Le président de la Réserve fédérale de New York, Williams, a récemment donné de nouveaux signaux de politique. Cette figure clé au sein de la Fed a déclaré qu'il était optimiste quant à la performance de l'économie américaine en 2026, mais qu'il n'y avait pas de nécessité immédiate de réduire les taux d'intérêt.
D'après ses dernières déclarations, le Comité fédéral de l'ouverture du marché a ajusté sa politique monétaire, passant d'une politique de resserrement modéré à un niveau proche de la neutralité. En d'autres termes, la position actuelle de la politique peut à la fois stabiliser le marché de l'emploi et créer les conditions pour ramener l'inflation à l'objectif de 2%.
Mais il y a un équilibre subtil à maintenir. Williams a reconnu que la tâche principale de la Fed est de ramener l'inflation sans nuire à l'emploi. Ces derniers mois, un changement intéressant est apparu : le marché du travail commence à faiblir, le risque d'une baisse de l'emploi augmente ; en revanche, la pression inflationniste diminue.
En regardant la situation de l'année dernière, la Fed a réduit ses taux d'intérêt de 0,75 point de pourcentage en un an, et la fourchette du taux des fonds fédéraux est maintenue entre 3,5 % et 3,75 %. La décision à l'époque était d'utiliser une baisse des taux pour faire face à la double pression d'un marché du travail faible et d'une inflation élevée.
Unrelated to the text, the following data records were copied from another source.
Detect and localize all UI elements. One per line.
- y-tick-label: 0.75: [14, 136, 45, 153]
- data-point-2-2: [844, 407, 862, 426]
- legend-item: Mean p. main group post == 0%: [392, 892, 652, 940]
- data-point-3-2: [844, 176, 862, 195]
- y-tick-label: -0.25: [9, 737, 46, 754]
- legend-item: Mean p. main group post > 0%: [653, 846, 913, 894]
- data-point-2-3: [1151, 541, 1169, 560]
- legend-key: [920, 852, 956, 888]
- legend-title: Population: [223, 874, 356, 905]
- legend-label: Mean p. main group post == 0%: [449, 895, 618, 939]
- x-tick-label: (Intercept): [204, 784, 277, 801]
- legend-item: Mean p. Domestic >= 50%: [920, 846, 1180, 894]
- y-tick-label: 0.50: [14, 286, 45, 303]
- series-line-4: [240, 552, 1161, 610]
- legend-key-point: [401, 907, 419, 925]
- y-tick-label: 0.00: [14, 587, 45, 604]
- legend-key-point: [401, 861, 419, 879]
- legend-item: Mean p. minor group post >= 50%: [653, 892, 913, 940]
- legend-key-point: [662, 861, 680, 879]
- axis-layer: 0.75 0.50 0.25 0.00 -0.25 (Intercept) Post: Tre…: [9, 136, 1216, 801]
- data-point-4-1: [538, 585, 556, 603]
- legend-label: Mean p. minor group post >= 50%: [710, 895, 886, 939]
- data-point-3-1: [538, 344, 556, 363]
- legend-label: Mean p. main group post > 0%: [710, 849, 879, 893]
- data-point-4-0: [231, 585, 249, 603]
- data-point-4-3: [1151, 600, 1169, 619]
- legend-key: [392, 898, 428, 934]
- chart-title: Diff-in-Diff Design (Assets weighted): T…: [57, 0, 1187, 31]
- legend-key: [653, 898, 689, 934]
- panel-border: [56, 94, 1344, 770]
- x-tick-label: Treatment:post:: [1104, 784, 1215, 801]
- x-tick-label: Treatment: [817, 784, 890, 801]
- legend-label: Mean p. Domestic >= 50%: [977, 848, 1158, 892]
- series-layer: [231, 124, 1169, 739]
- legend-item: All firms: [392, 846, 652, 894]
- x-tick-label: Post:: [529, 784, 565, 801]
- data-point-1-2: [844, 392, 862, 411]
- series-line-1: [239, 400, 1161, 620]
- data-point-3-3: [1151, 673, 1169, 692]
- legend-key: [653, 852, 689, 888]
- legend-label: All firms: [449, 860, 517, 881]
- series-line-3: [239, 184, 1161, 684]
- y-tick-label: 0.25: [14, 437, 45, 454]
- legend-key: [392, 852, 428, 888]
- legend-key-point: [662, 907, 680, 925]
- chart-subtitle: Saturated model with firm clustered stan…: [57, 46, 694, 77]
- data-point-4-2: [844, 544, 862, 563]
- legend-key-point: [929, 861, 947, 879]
En décembre dernier, les responsables prévoyaient encore une nouvelle baisse cette année, arguant que l'impact des tarifs de Trump diminuerait progressivement, que l'emploi se stabiliserait et que l'inflation suivrait.
Mais la réalité a contredit ces prévisions. Les dernières données sur l'emploi montrent que les entreprises restent prudentes quant au recrutement, et l'inflation demeure élevée. Cela explique pourquoi Williams, lors d'une interview télévisée le mois dernier, a déclaré qu'il n'y avait pas de « besoin urgent » de réduire les taux immédiatement.
Malgré une forte pression en faveur d'une baisse des taux dans certains secteurs, d'autres membres de la Fed ont récemment indiqué qu'il fallait continuer à observer la situation.